All that adds up to a winner in my book.   Hope you enjoy it as much as I do!

Lazy Weekend French Toast

I’m thinking about the upcoming weekend, starting with Friday, March 14, otherwise known as Pi Day.   To celebrate will require the making and consuming of pie, so I’m on a mission to find one incredible pie to bake.    It has to be something epic so I can share it and give away a LOT of it.  I love most any pie so keeping it around the house is not so good for the waistline.

I mention the pie because that has me thinking of the weekend, and I like to incorporate one lazy morning if at all possible.  Lazy mornings include a late breakfast.    Now you’ve been exposed to my way of thinking, which often resembles the wildly twisting dotted line from a Family Circus comic showing the child’s “direct” path home.   It makes sense to me anyway!

So on to the French Toast.  French Toast is one of those breakfast comfort foods that can be just ok when made quickly and poorly, but when made properly it can make for a delicious meal.   Probably the most important ingredient is the bread.   Basic white sandwich bread just can’t hold up, so something more robust is necessary.   If you saw my last post about Simply Good Bread and made a loaf, you’ve got a good choice at the ready (if you haven’t eaten it all already.)
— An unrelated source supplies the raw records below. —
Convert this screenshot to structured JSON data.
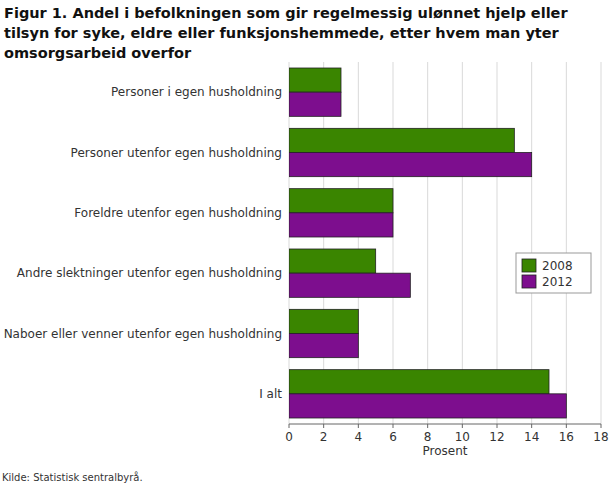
{
  "chart_data": {
    "type": "bar",
    "orientation": "horizontal",
    "title": "Figur 1. Andel i befolkningen som gir regelmessig ulønnet hjelp eller tilsyn for syke, eldre eller funksjonshemmede, etter hvem man yter omsorgsarbeid overfor",
    "x_label": "Prosent",
    "source": "Kilde: Statistisk sentralbyrå.",
    "categories": [
      "Personer i egen husholdning",
      "Personer utenfor egen husholdning",
      "Foreldre utenfor egen husholdning",
      "Andre slektninger utenfor egen husholdning",
      "Naboer eller venner utenfor egen husholdning",
      "I alt"
    ],
    "series": [
      {
        "name": "2008",
        "color": "#3a8500",
        "values": [
          3,
          13,
          6,
          5,
          4,
          15
        ]
      },
      {
        "name": "2012",
        "color": "#7d0e8e",
        "values": [
          3,
          14,
          6,
          7,
          4,
          16
        ]
      }
    ],
    "xlim": [
      0,
      18
    ],
    "xticks": [
      0,
      2,
      4,
      6,
      8,
      10,
      12,
      14,
      16,
      18
    ],
    "grid": true,
    "legend": "right"
  }
}
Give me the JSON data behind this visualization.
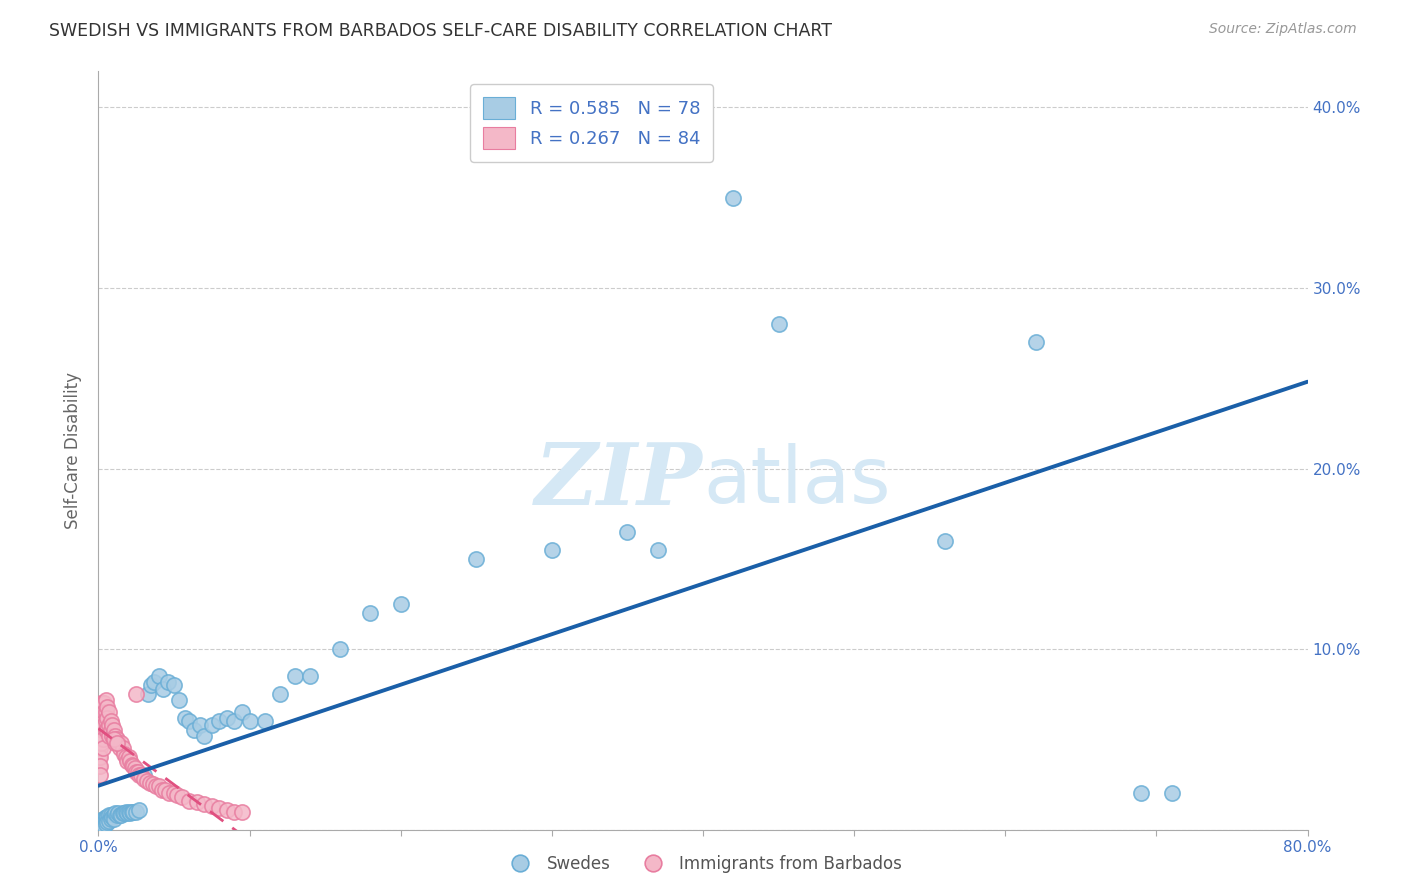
{
  "title": "SWEDISH VS IMMIGRANTS FROM BARBADOS SELF-CARE DISABILITY CORRELATION CHART",
  "source": "Source: ZipAtlas.com",
  "ylabel": "Self-Care Disability",
  "xlim": [
    0.0,
    0.8
  ],
  "ylim": [
    0.0,
    0.42
  ],
  "xticks": [
    0.0,
    0.1,
    0.2,
    0.3,
    0.4,
    0.5,
    0.6,
    0.7,
    0.8
  ],
  "xticklabels": [
    "0.0%",
    "",
    "",
    "",
    "",
    "",
    "",
    "",
    "80.0%"
  ],
  "yticks": [
    0.0,
    0.1,
    0.2,
    0.3,
    0.4
  ],
  "right_yticklabels": [
    "",
    "10.0%",
    "20.0%",
    "30.0%",
    "40.0%"
  ],
  "blue_color": "#a8cce4",
  "blue_edge_color": "#6aaed6",
  "pink_color": "#f4b8c8",
  "pink_edge_color": "#e87da0",
  "blue_line_color": "#1a5fa8",
  "pink_line_color": "#e05080",
  "watermark_color": "#d5e8f5",
  "swedes_x": [
    0.001,
    0.001,
    0.001,
    0.001,
    0.002,
    0.002,
    0.002,
    0.002,
    0.003,
    0.003,
    0.003,
    0.004,
    0.004,
    0.004,
    0.005,
    0.005,
    0.005,
    0.006,
    0.006,
    0.007,
    0.007,
    0.008,
    0.008,
    0.009,
    0.01,
    0.01,
    0.011,
    0.012,
    0.013,
    0.014,
    0.015,
    0.016,
    0.017,
    0.018,
    0.019,
    0.02,
    0.021,
    0.022,
    0.023,
    0.025,
    0.027,
    0.03,
    0.033,
    0.035,
    0.037,
    0.04,
    0.043,
    0.046,
    0.05,
    0.053,
    0.057,
    0.06,
    0.063,
    0.067,
    0.07,
    0.075,
    0.08,
    0.085,
    0.09,
    0.095,
    0.1,
    0.11,
    0.12,
    0.13,
    0.14,
    0.16,
    0.18,
    0.2,
    0.25,
    0.3,
    0.35,
    0.37,
    0.42,
    0.45,
    0.56,
    0.62,
    0.69,
    0.71
  ],
  "swedes_y": [
    0.004,
    0.003,
    0.002,
    0.001,
    0.005,
    0.004,
    0.003,
    0.002,
    0.006,
    0.005,
    0.003,
    0.006,
    0.004,
    0.002,
    0.007,
    0.005,
    0.003,
    0.007,
    0.004,
    0.008,
    0.005,
    0.008,
    0.006,
    0.007,
    0.008,
    0.006,
    0.009,
    0.008,
    0.009,
    0.008,
    0.008,
    0.009,
    0.009,
    0.01,
    0.009,
    0.01,
    0.009,
    0.01,
    0.01,
    0.01,
    0.011,
    0.03,
    0.075,
    0.08,
    0.082,
    0.085,
    0.078,
    0.082,
    0.08,
    0.072,
    0.062,
    0.06,
    0.055,
    0.058,
    0.052,
    0.058,
    0.06,
    0.062,
    0.06,
    0.065,
    0.06,
    0.06,
    0.075,
    0.085,
    0.085,
    0.1,
    0.12,
    0.125,
    0.15,
    0.155,
    0.165,
    0.155,
    0.35,
    0.28,
    0.16,
    0.27,
    0.02,
    0.02
  ],
  "barbados_x": [
    0.0005,
    0.0005,
    0.0007,
    0.001,
    0.001,
    0.001,
    0.001,
    0.001,
    0.001,
    0.001,
    0.0015,
    0.0015,
    0.002,
    0.002,
    0.002,
    0.002,
    0.002,
    0.003,
    0.003,
    0.003,
    0.003,
    0.003,
    0.003,
    0.004,
    0.004,
    0.004,
    0.005,
    0.005,
    0.005,
    0.005,
    0.006,
    0.006,
    0.006,
    0.007,
    0.007,
    0.007,
    0.008,
    0.008,
    0.009,
    0.009,
    0.01,
    0.01,
    0.011,
    0.011,
    0.012,
    0.013,
    0.014,
    0.015,
    0.016,
    0.017,
    0.018,
    0.019,
    0.02,
    0.021,
    0.022,
    0.023,
    0.024,
    0.025,
    0.026,
    0.027,
    0.028,
    0.03,
    0.032,
    0.034,
    0.036,
    0.038,
    0.04,
    0.042,
    0.044,
    0.047,
    0.05,
    0.052,
    0.055,
    0.06,
    0.065,
    0.07,
    0.075,
    0.08,
    0.085,
    0.09,
    0.095,
    0.01,
    0.012,
    0.025
  ],
  "barbados_y": [
    0.04,
    0.035,
    0.05,
    0.06,
    0.055,
    0.05,
    0.045,
    0.04,
    0.035,
    0.03,
    0.065,
    0.055,
    0.07,
    0.065,
    0.06,
    0.055,
    0.048,
    0.07,
    0.065,
    0.06,
    0.055,
    0.05,
    0.045,
    0.07,
    0.065,
    0.058,
    0.072,
    0.065,
    0.06,
    0.055,
    0.068,
    0.062,
    0.055,
    0.065,
    0.058,
    0.052,
    0.06,
    0.055,
    0.058,
    0.052,
    0.055,
    0.05,
    0.052,
    0.048,
    0.05,
    0.048,
    0.045,
    0.048,
    0.045,
    0.042,
    0.04,
    0.038,
    0.04,
    0.038,
    0.036,
    0.035,
    0.034,
    0.032,
    0.032,
    0.03,
    0.03,
    0.028,
    0.027,
    0.026,
    0.025,
    0.024,
    0.024,
    0.022,
    0.022,
    0.02,
    0.02,
    0.019,
    0.018,
    0.016,
    0.015,
    0.014,
    0.013,
    0.012,
    0.011,
    0.01,
    0.01,
    0.05,
    0.048,
    0.075
  ],
  "legend_label1": "R = 0.585   N = 78",
  "legend_label2": "R = 0.267   N = 84",
  "bottom_label1": "Swedes",
  "bottom_label2": "Immigrants from Barbados"
}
This started with one of those recipes that can’t quite be simply cut in half.  A good example is that the original recipe uses 3 large eggs.  Hmm, how do you half an egg?  See my answer to the delima in the recipe below.
Lazy Weekend French Toast for Two

1/2 tbsp butter
1/2 tbsp oil (any kind you prefer except olive oil)
1 whole egg
1 egg white (or if you’re not concerned with calories, 1 egg yolk)
3 oz heavy cream
1/8 tsp salt
1/8 tsp nutmeg (or more, to taste)
1/8 tsp cinnamon (also to taste)
1/2 tsp vanilla extract
4 thick slices of bread, at least a couple of days old


Mix together egg, egg white (or yolk), cream, salt, nutmeg, cinnamon, and vanilla.  Pour into a shallow dish big enough to hold two pieces of bread at a time.
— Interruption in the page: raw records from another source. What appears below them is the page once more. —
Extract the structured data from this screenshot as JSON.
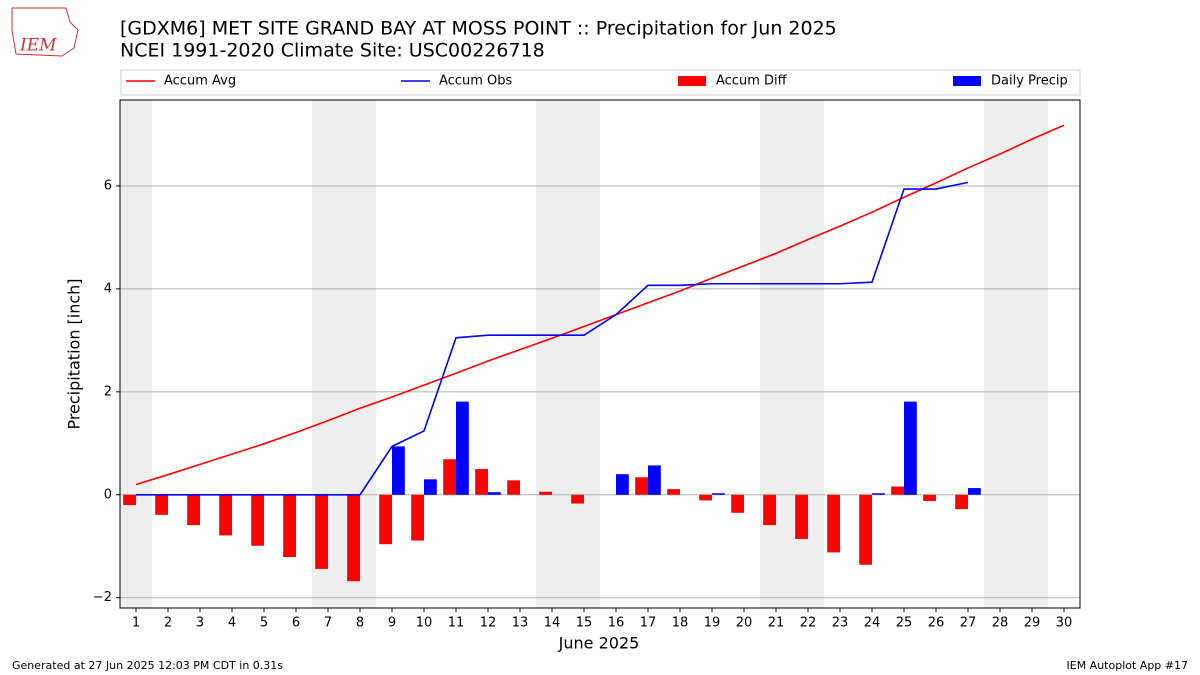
{
  "logo": "IEM",
  "footer_left": "Generated at 27 Jun 2025 12:03 PM CDT in 0.31s",
  "footer_right": "IEM Autoplot App #17",
  "chart_data": {
    "type": "combo",
    "title": "[GDXM6] MET SITE GRAND BAY AT MOSS POINT :: Precipitation for Jun 2025",
    "subtitle": "NCEI 1991-2020 Climate Site: USC00226718",
    "x_label": "June 2025",
    "y_label": "Precipitation [inch]",
    "x": [
      1,
      2,
      3,
      4,
      5,
      6,
      7,
      8,
      9,
      10,
      11,
      12,
      13,
      14,
      15,
      16,
      17,
      18,
      19,
      20,
      21,
      22,
      23,
      24,
      25,
      26,
      27,
      28,
      29,
      30
    ],
    "xlim": [
      0.5,
      30.5
    ],
    "xticks": [
      1,
      2,
      3,
      4,
      5,
      6,
      7,
      8,
      9,
      10,
      11,
      12,
      13,
      14,
      15,
      16,
      17,
      18,
      19,
      20,
      21,
      22,
      23,
      24,
      25,
      26,
      27,
      28,
      29,
      30
    ],
    "ylim": [
      -2.2,
      7.67
    ],
    "yticks": [
      {
        "value": -2,
        "label": "−2"
      },
      0,
      2,
      4,
      6
    ],
    "grid": true,
    "series": [
      {
        "name": "Accum Avg",
        "type": "line",
        "color": "#ff0000",
        "values": [
          0.2,
          0.39,
          0.59,
          0.79,
          0.99,
          1.21,
          1.44,
          1.68,
          1.9,
          2.13,
          2.36,
          2.6,
          2.82,
          3.04,
          3.27,
          3.5,
          3.73,
          3.96,
          4.21,
          4.45,
          4.69,
          4.96,
          5.22,
          5.49,
          5.78,
          6.06,
          6.35,
          6.62,
          6.91,
          7.18
        ]
      },
      {
        "name": "Accum Obs",
        "type": "line",
        "color": "#0000ff",
        "values": [
          0,
          0,
          0,
          0,
          0,
          0,
          0,
          0,
          0.94,
          1.24,
          3.05,
          3.1,
          3.1,
          3.1,
          3.1,
          3.5,
          4.07,
          4.07,
          4.1,
          4.1,
          4.1,
          4.1,
          4.1,
          4.13,
          5.94,
          5.94,
          6.07,
          null,
          null,
          null
        ]
      },
      {
        "name": "Accum Diff",
        "type": "bar",
        "color": "#ff0000",
        "values": [
          -0.2,
          -0.39,
          -0.59,
          -0.79,
          -0.99,
          -1.21,
          -1.44,
          -1.68,
          -0.96,
          -0.89,
          0.69,
          0.5,
          0.28,
          0.06,
          -0.17,
          0,
          0.34,
          0.11,
          -0.11,
          -0.35,
          -0.59,
          -0.86,
          -1.12,
          -1.36,
          0.16,
          -0.12,
          -0.28,
          null,
          null,
          null
        ]
      },
      {
        "name": "Daily Precip",
        "type": "bar",
        "color": "#0000ff",
        "values": [
          0,
          0,
          0,
          0,
          0,
          0,
          0,
          0,
          0.94,
          0.3,
          1.81,
          0.05,
          0,
          0,
          0,
          0.4,
          0.57,
          0,
          0.03,
          0,
          0,
          0,
          0,
          0.03,
          1.81,
          0,
          0.13,
          null,
          null,
          null
        ]
      }
    ]
  }
}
Heat the butter and oil in a non-stick skillet over medium heat.

Place two pieces of bread into the soaking dish for about 10 seconds, flip them over and soak about another 10 seconds.   It should soak in some but not become saturated.
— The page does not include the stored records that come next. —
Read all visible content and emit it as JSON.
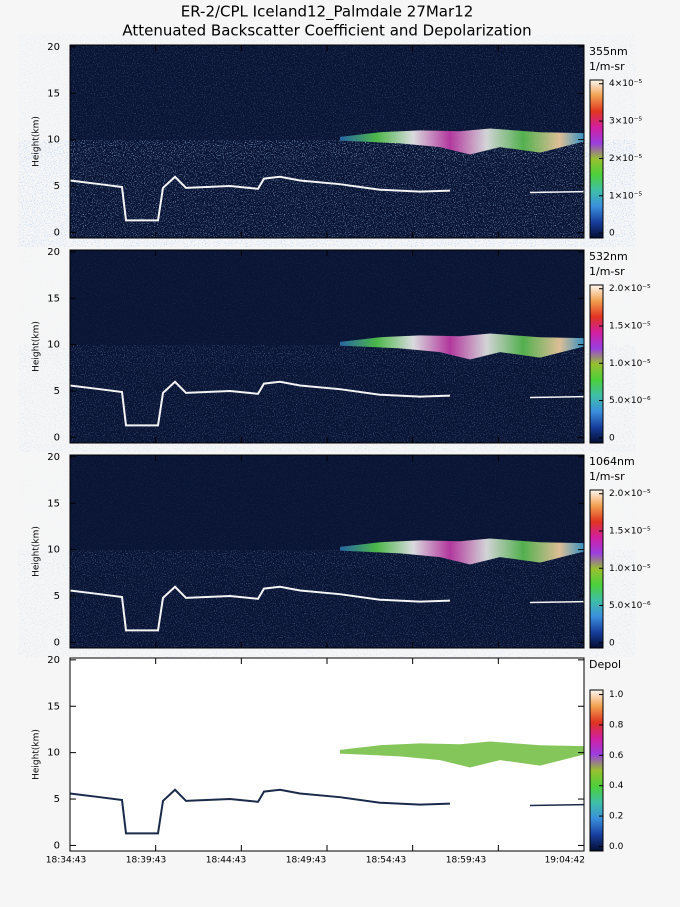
{
  "chart_data": {
    "type": "heatmap",
    "title": "ER-2/CPL Iceland12_Palmdale 27Mar12",
    "subtitle": "Attenuated Backscatter Coefficient and Depolarization",
    "xticks": [
      "18:34:43",
      "18:39:43",
      "18:44:43",
      "18:49:43",
      "18:54:43",
      "18:59:43",
      "19:04:42"
    ],
    "panels": [
      {
        "ylabel": "Height(km)",
        "ylim": [
          -0.6,
          20.2
        ],
        "yticks": [
          0,
          5,
          10,
          15,
          20
        ],
        "colorbar_label": [
          "355nm",
          "1/m-sr"
        ],
        "clim": [
          -1.3e-06,
          4.1e-05
        ],
        "cticks": [
          0,
          {
            "value": 1e-05,
            "label": "1×10⁻⁵"
          },
          {
            "value": 2e-05,
            "label": "2×10⁻⁵"
          },
          {
            "value": 3e-05,
            "label": "3×10⁻⁵"
          },
          {
            "value": 4e-05,
            "label": "4×10⁻⁵"
          }
        ]
      },
      {
        "ylabel": "Height(km)",
        "ylim": [
          -0.6,
          20.2
        ],
        "yticks": [
          0,
          5,
          10,
          15,
          20
        ],
        "colorbar_label": [
          "532nm",
          "1/m-sr"
        ],
        "clim": [
          -7e-07,
          2.05e-05
        ],
        "cticks": [
          0,
          {
            "value": 5e-06,
            "label": "5.0×10⁻⁶"
          },
          {
            "value": 1e-05,
            "label": "1.0×10⁻⁵"
          },
          {
            "value": 1.5e-05,
            "label": "1.5×10⁻⁵"
          },
          {
            "value": 2e-05,
            "label": "2.0×10⁻⁵"
          }
        ]
      },
      {
        "ylabel": "Height(km)",
        "ylim": [
          -0.6,
          20.2
        ],
        "yticks": [
          0,
          5,
          10,
          15,
          20
        ],
        "colorbar_label": [
          "1064nm",
          "1/m-sr"
        ],
        "clim": [
          -7e-07,
          2.05e-05
        ],
        "cticks": [
          0,
          {
            "value": 5e-06,
            "label": "5.0×10⁻⁶"
          },
          {
            "value": 1e-05,
            "label": "1.0×10⁻⁵"
          },
          {
            "value": 1.5e-05,
            "label": "1.5×10⁻⁵"
          },
          {
            "value": 2e-05,
            "label": "2.0×10⁻⁵"
          }
        ]
      },
      {
        "ylabel": "Height(km)",
        "ylim": [
          -0.6,
          20.2
        ],
        "yticks": [
          0,
          5,
          10,
          15,
          20
        ],
        "colorbar_label": [
          "Depol"
        ],
        "clim": [
          -0.03,
          1.03
        ],
        "cticks": [
          {
            "value": 0,
            "label": "0.0"
          },
          {
            "value": 0.2,
            "label": "0.2"
          },
          {
            "value": 0.4,
            "label": "0.4"
          },
          {
            "value": 0.6,
            "label": "0.6"
          },
          {
            "value": 0.8,
            "label": "0.8"
          },
          {
            "value": 1,
            "label": "1.0"
          }
        ]
      }
    ]
  }
}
Place the two pieces in the skillet and cook about 3 minutes.  Flip the bread, and the now visible side should be nicely golden.  Cook another 2 minutes and flip to brown each side a little more as needed.  Remove these from the skillet, stash them on a place covered with a towel and repeat with the other two slices.

When all four pieces are done, top with a little powdered sugar or cinnamon sugar and serve with maple syrup.  (NO “pancake” syrup pretty please.  I’m a maple syrup purist.)

Adapted from King Arthur Flour’s Rich French Toast recipe.